I hoped to find him hidden under a branch, or cuddled in a nest of grass like a bunny. I didn't believe he could have gone far, and I hoped he'd forgive my mother for making so much noise because now she was unhappy all the time.

I was afraid he'd be hungry, so I filled my doll dishes with milk and put them under the bushes at night so he would have something to drink. On the mornings that I would find the dishes empty, new hope would fill me and I'd call for him with a throat tightened by excitement, "Here, baby. Come here, baby."

When the weather got too cold again for me to play outside, I knew Danny wouldn't come back. I sat in the window and watched the birds at the bird feeder, and wondered why he had gone too far away to hear me calling him.

That Christmas, I got two dolls and an electric train. I wouldn't touch the doll that drank from its own bottle, but I let the bride ride around the little track on the back of the engine. My mother watched me from the easy chair and smiled, but nobody said very much.

In January, my Sunday school teacher asked me about the picture I had drawn of my house. "Where are the doors and windows?"

"There aren't any," I told her. "Nobody can get out and not come back."

The following summer, we moved to Indiana and I started kindergarten. Birthday parties and Halloween costumes came and went, and I was an angel in the Christmas pageant at church. When school let out again, we went to Springfield for a visit and my mother asked to go to the cemetery. My dad nodded, and stopped at the hardware store on the way to buy my mother a pair of garden gloves. "Just in case there are weeds to pull," she had said.

The grass seemed perfect, and the little bronze plaques were immaculate. Mom dropped the new garden gloves on the back seat, saying, "I guess these weren't necessary."

I didn't answer her. I couldn't say a word. I was motionless as I tried to take my eyes off a word written on one of the plaques. "Howard." It was the same as my last name. I could guess the other two words that came in front of it. "Daniel William…"

My mother looked at me and asked, "Are you okay?"

"He was here all the time," I whispered. "You knew where he was."

"What on earth do you mean?" she asked me, puzzled.

"He was just a baby," I told her. "How'd he get all the way out here?"

"Why, the car from the funeral home brought him out here. Don't you remember? You were so upset, we didn't make you come. You stayed home with Grandma."

"Why'd they bring him way out here? He was just a little baby. He couldn't get back by himself."

We both stood looking at the perfect expanse of green grass, and the little bronze plaques.
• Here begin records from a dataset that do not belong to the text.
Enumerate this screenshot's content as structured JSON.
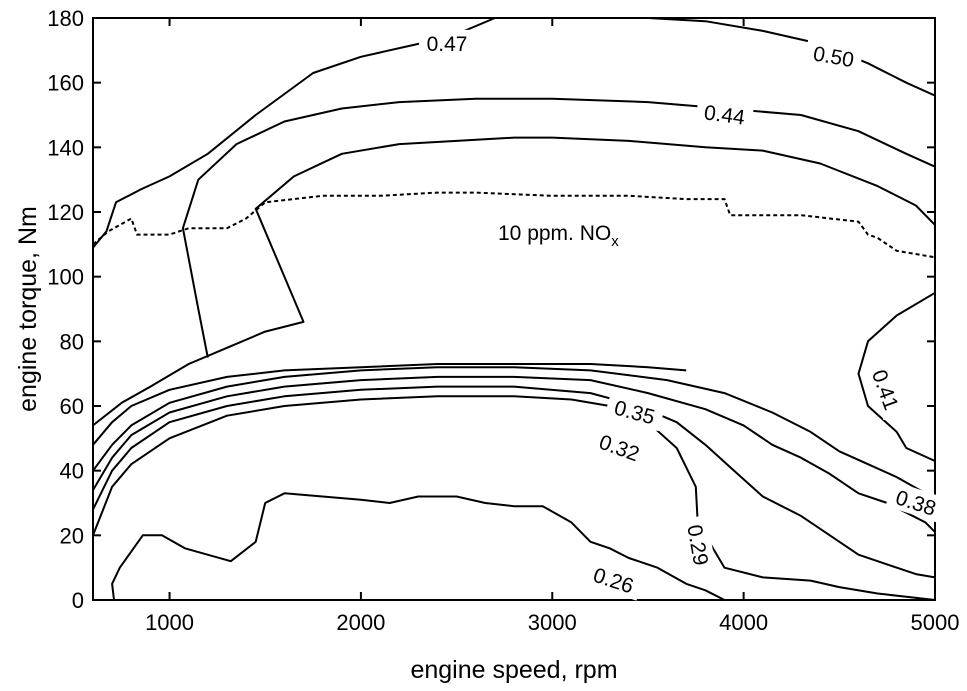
{
  "chart_data": {
    "type": "contour",
    "xlabel": "engine speed, rpm",
    "ylabel": "engine torque, Nm",
    "xlim": [
      600,
      5000
    ],
    "ylim": [
      0,
      180
    ],
    "x_ticks": [
      "1000",
      "2000",
      "3000",
      "4000",
      "5000"
    ],
    "y_ticks": [
      "0",
      "20",
      "40",
      "60",
      "80",
      "100",
      "120",
      "140",
      "160",
      "180"
    ],
    "grid": false,
    "contours": [
      {
        "level": 0.26,
        "label": "0.26",
        "points": [
          [
            710,
            0
          ],
          [
            700,
            5
          ],
          [
            740,
            10
          ],
          [
            860,
            20
          ],
          [
            960,
            20
          ],
          [
            1080,
            16
          ],
          [
            1320,
            12
          ],
          [
            1450,
            18
          ],
          [
            1500,
            30
          ],
          [
            1600,
            33
          ],
          [
            1800,
            32
          ],
          [
            2000,
            31
          ],
          [
            2150,
            30
          ],
          [
            2300,
            32
          ],
          [
            2500,
            32
          ],
          [
            2650,
            30
          ],
          [
            2800,
            29
          ],
          [
            2950,
            29
          ],
          [
            3100,
            24
          ],
          [
            3200,
            18
          ],
          [
            3300,
            16
          ],
          [
            3400,
            13
          ],
          [
            3550,
            10
          ],
          [
            3700,
            5
          ],
          [
            3800,
            3
          ],
          [
            3900,
            0
          ]
        ]
      },
      {
        "level": 0.29,
        "label": "0.29",
        "points": [
          [
            600,
            20
          ],
          [
            700,
            35
          ],
          [
            800,
            42
          ],
          [
            1000,
            50
          ],
          [
            1300,
            57
          ],
          [
            1600,
            60
          ],
          [
            2000,
            62
          ],
          [
            2400,
            63
          ],
          [
            2800,
            63
          ],
          [
            3100,
            62
          ],
          [
            3300,
            60
          ],
          [
            3500,
            55
          ],
          [
            3650,
            47
          ],
          [
            3750,
            35
          ],
          [
            3760,
            24
          ],
          [
            3850,
            15
          ],
          [
            3900,
            10
          ],
          [
            4100,
            7
          ],
          [
            4350,
            6
          ],
          [
            4500,
            4
          ],
          [
            4700,
            2
          ],
          [
            4850,
            1
          ],
          [
            5000,
            0
          ]
        ]
      },
      {
        "level": 0.32,
        "label": "0.32",
        "points": [
          [
            600,
            28
          ],
          [
            700,
            40
          ],
          [
            800,
            47
          ],
          [
            1000,
            55
          ],
          [
            1300,
            60
          ],
          [
            1600,
            63
          ],
          [
            2000,
            65
          ],
          [
            2400,
            66
          ],
          [
            2800,
            66
          ],
          [
            3200,
            64
          ],
          [
            3450,
            60
          ],
          [
            3650,
            55
          ],
          [
            3800,
            48
          ],
          [
            3950,
            40
          ],
          [
            4100,
            32
          ],
          [
            4300,
            26
          ],
          [
            4450,
            20
          ],
          [
            4600,
            14
          ],
          [
            4750,
            11
          ],
          [
            4900,
            8
          ],
          [
            5000,
            7
          ]
        ]
      },
      {
        "level": 0.35,
        "label": "0.35",
        "points": [
          [
            600,
            34
          ],
          [
            700,
            44
          ],
          [
            800,
            51
          ],
          [
            1000,
            58
          ],
          [
            1300,
            63
          ],
          [
            1600,
            66
          ],
          [
            2000,
            68
          ],
          [
            2400,
            69
          ],
          [
            2800,
            69
          ],
          [
            3200,
            68
          ],
          [
            3500,
            64
          ],
          [
            3800,
            59
          ],
          [
            4000,
            54
          ],
          [
            4150,
            48
          ],
          [
            4300,
            44
          ],
          [
            4450,
            39
          ],
          [
            4600,
            33
          ],
          [
            4750,
            30
          ],
          [
            4850,
            27
          ],
          [
            4950,
            24
          ],
          [
            5000,
            21
          ]
        ]
      },
      {
        "level": 0.38,
        "label": "0.38",
        "points": [
          [
            600,
            40
          ],
          [
            700,
            48
          ],
          [
            800,
            54
          ],
          [
            1000,
            61
          ],
          [
            1300,
            66
          ],
          [
            1600,
            69
          ],
          [
            2000,
            71
          ],
          [
            2400,
            72
          ],
          [
            2800,
            72
          ],
          [
            3200,
            71
          ],
          [
            3600,
            68
          ],
          [
            3900,
            64
          ],
          [
            4150,
            58
          ],
          [
            4350,
            52
          ],
          [
            4500,
            46
          ],
          [
            4650,
            42
          ],
          [
            4800,
            38
          ],
          [
            4950,
            33
          ],
          [
            5000,
            30
          ]
        ]
      },
      {
        "level": 0.41,
        "label": "0.41",
        "points": [
          [
            600,
            48
          ],
          [
            700,
            55
          ],
          [
            800,
            60
          ],
          [
            1000,
            65
          ],
          [
            1300,
            69
          ],
          [
            1600,
            71
          ],
          [
            2000,
            72
          ],
          [
            2400,
            73
          ],
          [
            2800,
            73
          ],
          [
            3200,
            73
          ],
          [
            3500,
            72
          ],
          [
            3700,
            71
          ]
        ]
      },
      {
        "level": 0.41,
        "label": "",
        "points": [
          [
            600,
            54
          ],
          [
            750,
            61
          ],
          [
            900,
            66
          ],
          [
            1100,
            73
          ],
          [
            1300,
            78
          ],
          [
            1500,
            83
          ],
          [
            1700,
            86
          ],
          [
            1450,
            121
          ],
          [
            1650,
            131
          ],
          [
            1900,
            138
          ],
          [
            2200,
            141
          ],
          [
            2500,
            142
          ],
          [
            2800,
            143
          ],
          [
            3000,
            143
          ],
          [
            3400,
            142
          ],
          [
            3800,
            140
          ],
          [
            4100,
            139
          ],
          [
            4400,
            135
          ],
          [
            4700,
            128
          ],
          [
            4900,
            122
          ],
          [
            5000,
            116
          ]
        ]
      },
      {
        "level": 0.44,
        "label": "0.44",
        "points": [
          [
            1200,
            75
          ],
          [
            1150,
            90
          ],
          [
            1070,
            115
          ],
          [
            1150,
            130
          ],
          [
            1350,
            141
          ],
          [
            1600,
            148
          ],
          [
            1900,
            152
          ],
          [
            2200,
            154
          ],
          [
            2600,
            155
          ],
          [
            3000,
            155
          ],
          [
            3500,
            154
          ],
          [
            3900,
            152
          ],
          [
            4300,
            150
          ],
          [
            4600,
            145
          ],
          [
            4850,
            138
          ],
          [
            5000,
            134
          ]
        ]
      },
      {
        "level": 0.47,
        "label": "0.47",
        "points": [
          [
            600,
            109
          ],
          [
            670,
            114
          ],
          [
            720,
            123
          ],
          [
            850,
            127
          ],
          [
            1000,
            131
          ],
          [
            1200,
            138
          ],
          [
            1450,
            150
          ],
          [
            1750,
            163
          ],
          [
            2000,
            168
          ],
          [
            2300,
            172
          ],
          [
            2500,
            175
          ],
          [
            2700,
            180
          ]
        ]
      },
      {
        "level": 0.5,
        "label": "0.50",
        "points": [
          [
            3500,
            180
          ],
          [
            3800,
            179
          ],
          [
            4100,
            176
          ],
          [
            4400,
            172
          ],
          [
            4650,
            166
          ],
          [
            4850,
            160
          ],
          [
            5000,
            156
          ]
        ]
      },
      {
        "level": 0.41,
        "label": "0.41",
        "points": [
          [
            5000,
            95
          ],
          [
            4800,
            88
          ],
          [
            4650,
            80
          ],
          [
            4600,
            70
          ],
          [
            4650,
            60
          ],
          [
            4800,
            52
          ],
          [
            4850,
            47
          ],
          [
            5000,
            43
          ]
        ]
      }
    ],
    "annotations": [
      "10 ppm. NO",
      "x"
    ],
    "nox_boundary": {
      "name": "10 ppm. NOx",
      "points": [
        [
          600,
          110
        ],
        [
          680,
          114
        ],
        [
          800,
          118
        ],
        [
          830,
          113
        ],
        [
          1000,
          113
        ],
        [
          1100,
          115
        ],
        [
          1300,
          115
        ],
        [
          1400,
          118
        ],
        [
          1500,
          123
        ],
        [
          1800,
          125
        ],
        [
          2100,
          125
        ],
        [
          2400,
          126
        ],
        [
          2600,
          126
        ],
        [
          3000,
          125
        ],
        [
          3400,
          125
        ],
        [
          3700,
          124
        ],
        [
          3900,
          124
        ],
        [
          3930,
          119
        ],
        [
          4300,
          119
        ],
        [
          4600,
          117
        ],
        [
          4650,
          113
        ],
        [
          4700,
          112
        ],
        [
          4800,
          108
        ],
        [
          5000,
          106
        ]
      ]
    }
  }
}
My father walked over to us. "Something wrong with my girls?"

"Kitty needs some lunch," my mother told him. "She's a little tired."

We drove back into town and ate at the Howard Johnson's. I had a hamburger and some french fries. My parents ate tuna salad and drank iced tea from tall glasses that the waitress refilled. We didn't say much, and soon we were driving away from Springfield towards Indianapolis. My mother said, "It will be good to be home again."

I was suddenly aware of Mr. Cranfield straightening a stack of papers on his desk. I pulled my skirt a little farther down on my knees, and leaned forward to sign where he pointed. "There we go," he said. "Everything is ready. Will you be at the cemetery in Indianapolis?"

I nodded as I put my pen back into my purse. "I'll be there."

I shook his hand, somewhat embarrassed at how cold it was despite the weather. I wondered briefly if I should get a dog to keep the house from seeming so quiet. So very, very quiet.